DataSet users = CMS.UserHelper.GetLoggedUser(); // returns dataset with users
Now on some pages we need many different data, not just users, also Nodes of the tree of the CMS or specific data of subtreee.
So we thought of write an own "helper class" in which we later can get different data easy.
ex:
MyHelperClass.GetUsers();
MyHelperClass.Objects.GetSingleObject( ID );
Now the problem is our "Helper Class" is really big and now we like to collect different data from the "Helper Class" and write them into a typed dataset . Later we can give a repeater that typed dataset which contains data from different tables. (which even comes from the methods I wrote before via API)
Problem is: It is so slow now, even at loading the page! Does it load or init the whole class??
By the way CMS is Kentico if anyone works with it.
I'm tired. Tried whole night..but it's soooo slow. Please give a look to that architecture.
May be you find some crimes which are not allowed :S
I hope we get it work faster. Thank you.
alt text http://img705.imageshack.us/img705/3087/classj.jpg
Bottlenecks usually come in a few forms:
Slow or flakey network.
Heavy reading/writing to disk, as disk IO is 1000s of times slower than reading or writing to memory.
CPU throttle caused by long-running or inefficiently implemented algorithm.
Lots of things could affect this, including your database queries and indexes, the number of people accessing your site, lack of memory on your web server, lots of reflection in your code, just plain slow hardware etc. No one here can tell you why your site is slow, you need to profile it.

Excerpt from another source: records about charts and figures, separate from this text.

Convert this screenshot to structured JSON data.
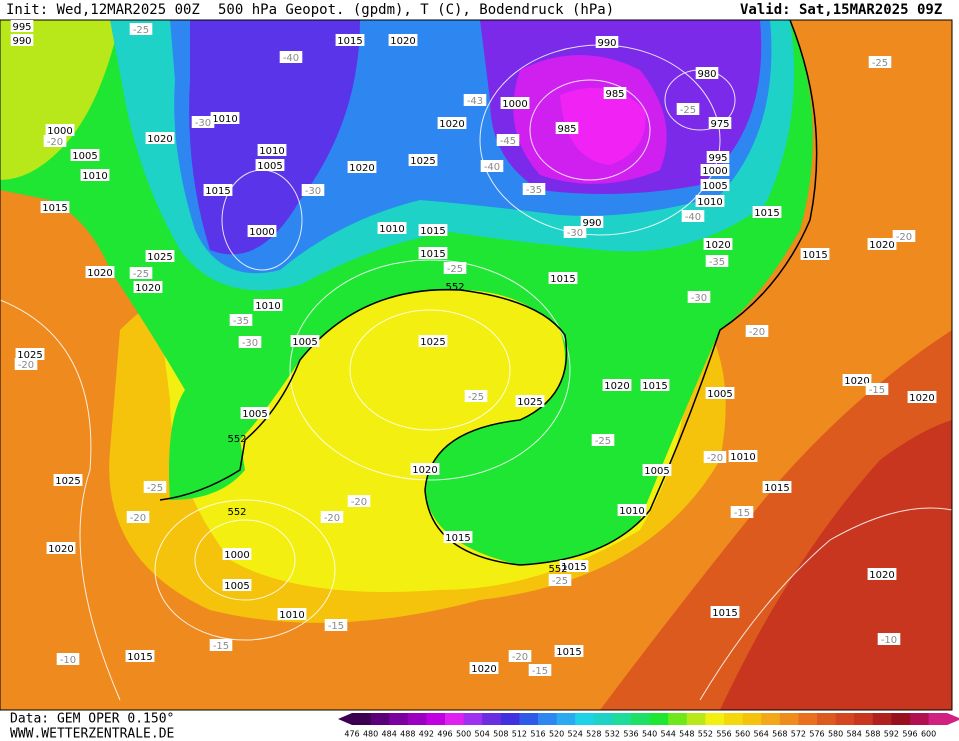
{
  "header": {
    "init": "Init: Wed,12MAR2025 00Z",
    "title": "500 hPa Geopot. (gpdm), T (C), Bodendruck (hPa)",
    "valid": "Valid: Sat,15MAR2025 09Z"
  },
  "footer": {
    "source": "Data: GEM OPER 0.150°",
    "website": "WWW.WETTERZENTRALE.DE"
  },
  "pressure_labels": [
    "995",
    "990",
    "1015",
    "1020",
    "990",
    "980",
    "985",
    "1010",
    "1000",
    "975",
    "985",
    "1000",
    "1020",
    "1020",
    "1010",
    "1005",
    "995",
    "1000",
    "1005",
    "1010",
    "1025",
    "1020",
    "1015",
    "1005",
    "1010",
    "1015",
    "1015",
    "990",
    "1010",
    "1015",
    "1000",
    "1020",
    "1020",
    "1015",
    "1025",
    "1015",
    "1020",
    "1020",
    "1015",
    "1010",
    "1025",
    "1005",
    "1025",
    "1020",
    "1015",
    "1005",
    "1020",
    "1020",
    "1025",
    "1005",
    "1010",
    "1005",
    "1020",
    "1025",
    "1015",
    "1010",
    "1015",
    "1020",
    "1000",
    "1015",
    "1005",
    "1020",
    "1010",
    "1015",
    "1015",
    "1015",
    "1020"
  ],
  "temperature_labels": [
    "-25",
    "-40",
    "-30",
    "-43",
    "-45",
    "-25",
    "-40",
    "-35",
    "-30",
    "-30",
    "-40",
    "-35",
    "-25",
    "-25",
    "-30",
    "-35",
    "-30",
    "-20",
    "-20",
    "-25",
    "-20",
    "-20",
    "-15",
    "-25",
    "-25",
    "-20",
    "-25",
    "-20",
    "-20",
    "-20",
    "-15",
    "-25",
    "-20",
    "-15",
    "-15",
    "-15",
    "-10",
    "-10"
  ],
  "height_labels": [
    "552",
    "552",
    "552",
    "552"
  ],
  "colorbar": {
    "values": [
      476,
      480,
      484,
      488,
      492,
      496,
      500,
      504,
      508,
      512,
      516,
      520,
      524,
      528,
      532,
      536,
      540,
      544,
      548,
      552,
      556,
      560,
      564,
      568,
      572,
      576,
      580,
      584,
      588,
      592,
      596,
      600
    ],
    "colors": [
      "#3c0050",
      "#5a0078",
      "#7a00a0",
      "#9a00c0",
      "#c000e0",
      "#e020f0",
      "#a030f0",
      "#6a2ee0",
      "#4030e0",
      "#2e5ae8",
      "#2e86f0",
      "#2aaaf0",
      "#1ed2e8",
      "#1ed2c8",
      "#1edc9a",
      "#1ee064",
      "#1ee632",
      "#6ee81a",
      "#b8e81a",
      "#f3ef10",
      "#f5d80c",
      "#f5c20c",
      "#f2a818",
      "#ef8c1e",
      "#e8701e",
      "#dd5a1e",
      "#d4461f",
      "#c8361f",
      "#b0201e",
      "#98101e",
      "#b01050",
      "#d02080"
    ]
  }
}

For what its worth, you asked a question about your API architecture -- from a code point of view, it looks fine. There's nothing wrong with copying fields from one class to another, and the performance penalty incurred by wrapper class casting from object to Guid or bool is likely to be so tiny that its negligible.
Since you asked about performance, its not very clear why you're connecting class architecture to performance. There are really really tiny micro-optimizations you could apply to your classes which may or may not affect performance -- but the four or five nanoseconds you'll gain with those micro-optimizations have already been lost simply by reading this answer. Network latency and DB queries will absolutely dwarf the performance subtleties of your API.

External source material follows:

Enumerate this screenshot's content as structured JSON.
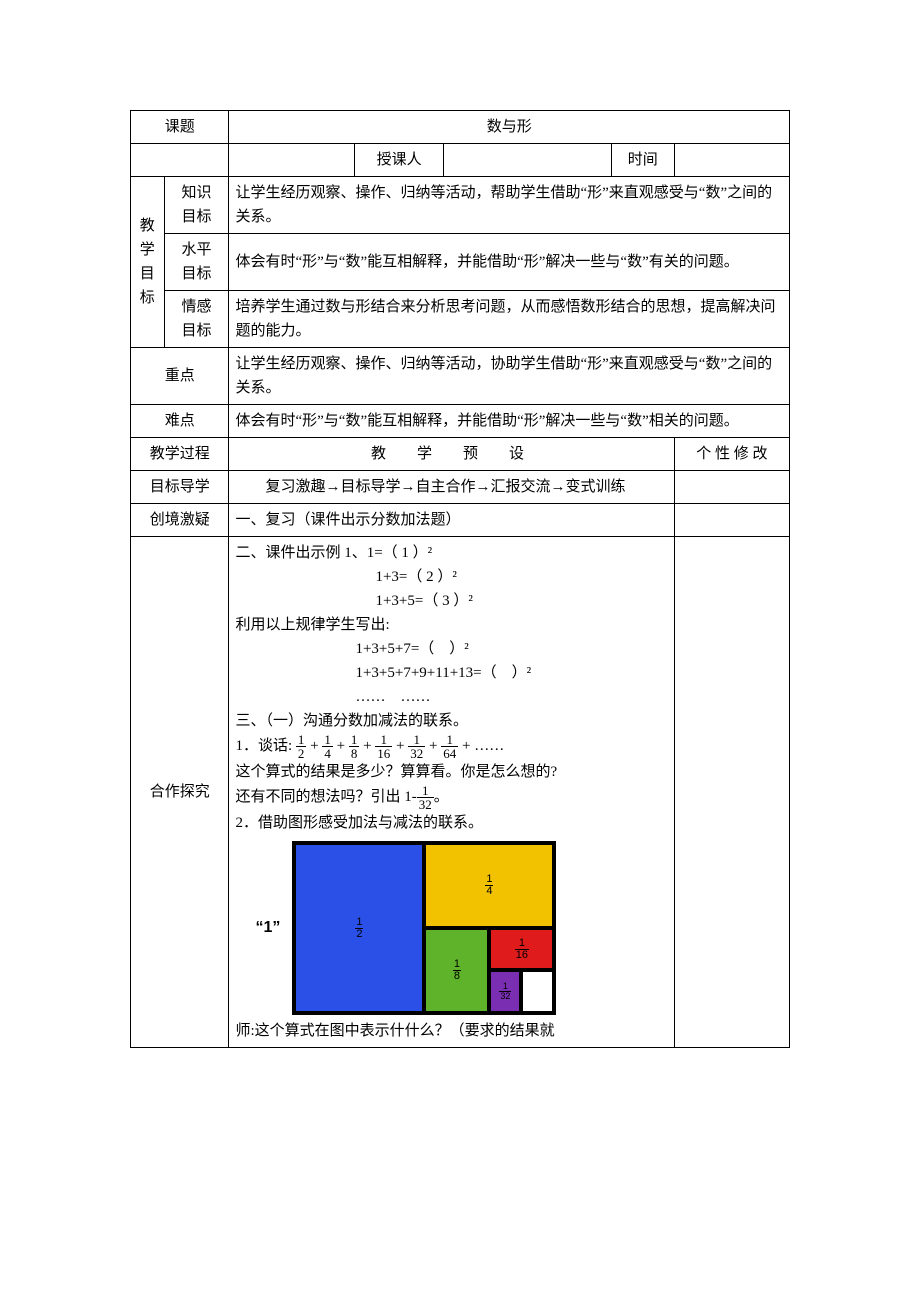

In a comment, you stated "so there is no problem with static classes or a basic mistake of me". Performance-wise, no. From a web-app point of view, probably. In particular, static fields are global and initialized once per AppDomain, not per session -- the variables mCurrentCultureCode and mcurrentSiteName sound session-specific, not global to the AppDomain. I'd double-check those to see your site renders correctly when users with different culture settings access the site at the same time.
Are you already using Caching and Session state?
The basic idea being to defer as much of the data loading to these storage mediums as possible and not do it on individual page loads. Caching especially can be useful if you only need to get the data once and want to share it between users and over time.
If you are already doing these things, ore cant directly implement them try deferring as much of this data gathering as possible, opting to short-circuit it and not do the loading up front. If the data is only occasionally used this can also save you a lot of time in page loads.
I suggest you try to profile your application and see where the bottlenecks are:
Slow load from the DB?
Slow network traffic?
Slow rendering?
Too much traffic for the client?
The profiling world should be part of almost every senior programmer. It's part of the general toolbox. Learn it, and you'll have the answers yourself.
Cheers!
First thing first... Enable Trace for your application and try to optimize Response size, caching and work with some Application and DB Profilers... By just looking at the code I am afraid no one can be able to help you better.